Une cour d'appel fédérale a statué le 21 avril que le Texas pouvait obliger les écoles publiques à afficher les Dix commandements. Cette décision, considérée comme une victoire par les partisans de cette loi, remet en lumière la relation entre l'éducation publique et les convictions religieuses.
Adoptée en juin 2025, la loi stipule que ces préceptes doivent être affichés "dans un endroit bien en vue de la classe". Cependant, cette décision n'est pas sans controverse. De nombreuses familles et groupes, dont l'Union américaine pour les libertés civiles (ACLU), ont contesté son application, arguant que l'éducation publique n'est pas le lieu pour promouvoir des croyances religieuses.
Une atteinte à la liberté de conscience ?
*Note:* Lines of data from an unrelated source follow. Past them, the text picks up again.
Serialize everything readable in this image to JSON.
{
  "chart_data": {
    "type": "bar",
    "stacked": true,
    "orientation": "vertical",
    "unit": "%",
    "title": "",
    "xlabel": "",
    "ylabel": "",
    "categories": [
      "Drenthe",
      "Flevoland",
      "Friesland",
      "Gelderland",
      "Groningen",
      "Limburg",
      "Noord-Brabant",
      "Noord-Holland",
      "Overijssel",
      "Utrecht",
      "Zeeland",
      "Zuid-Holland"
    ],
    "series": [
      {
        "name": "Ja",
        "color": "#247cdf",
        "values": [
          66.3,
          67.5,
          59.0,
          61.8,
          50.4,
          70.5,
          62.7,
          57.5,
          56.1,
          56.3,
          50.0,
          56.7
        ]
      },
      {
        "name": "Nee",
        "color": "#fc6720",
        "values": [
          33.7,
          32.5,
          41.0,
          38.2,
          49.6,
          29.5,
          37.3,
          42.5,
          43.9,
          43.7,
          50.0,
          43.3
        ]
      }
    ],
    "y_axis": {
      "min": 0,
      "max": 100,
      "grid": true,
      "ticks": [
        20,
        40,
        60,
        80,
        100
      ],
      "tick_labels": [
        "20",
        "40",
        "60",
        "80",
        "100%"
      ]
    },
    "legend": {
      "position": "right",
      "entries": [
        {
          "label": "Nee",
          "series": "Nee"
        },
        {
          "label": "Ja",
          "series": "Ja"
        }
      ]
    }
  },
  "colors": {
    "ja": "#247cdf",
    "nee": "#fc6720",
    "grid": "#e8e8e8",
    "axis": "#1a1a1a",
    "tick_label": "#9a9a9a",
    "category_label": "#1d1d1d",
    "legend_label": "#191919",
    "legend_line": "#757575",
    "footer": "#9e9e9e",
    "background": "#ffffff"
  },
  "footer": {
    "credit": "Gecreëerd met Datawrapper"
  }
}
Plus tôt, un juge fédéral avait ordonné la suppression de ces affichages. Toutefois, la cour d'appel de La Nouvelle-Orléans a jugé que l'obligation d'afficher les Dix commandements ne porte pas atteinte à la liberté de conscience des élèves et que les plaignants n'ont pas suffisamment prouvé que cette loi interférait avec leurs droits religieux. Cette décision pourrait ouvrir la voie à d'autres États désireux d'adopter des lois similaires.
En réaction, l'ACLU a annoncé son intention de contester cette décision devant la Cour suprême, affirmant dans un communiqué : "Cette décision va à l'encontre des principes fondamentaux du Premier amendement. Nous sommes profondément déçus par ce jugement."
Pour sa part, le procureur général du Texas, Ken Paxton, a salué cette décision en affirmant que les Dix commandements jouent un rôle crucial dans l'histoire du pays et que les élèves doivent être exposés à ces valeurs.
Cette loi ne fait pas que susciter des débats autour de la liberté de conscience ; elle soulève également des questions sur l'avenir de l'éducation laïque aux États-Unis. Les écoles publiques texanes, selon des experts tels que le professeur de droit religieux au Texas A&M, pourraient voir des répercussions sur leur mission éducative si des initiatives similaires germent ailleurs.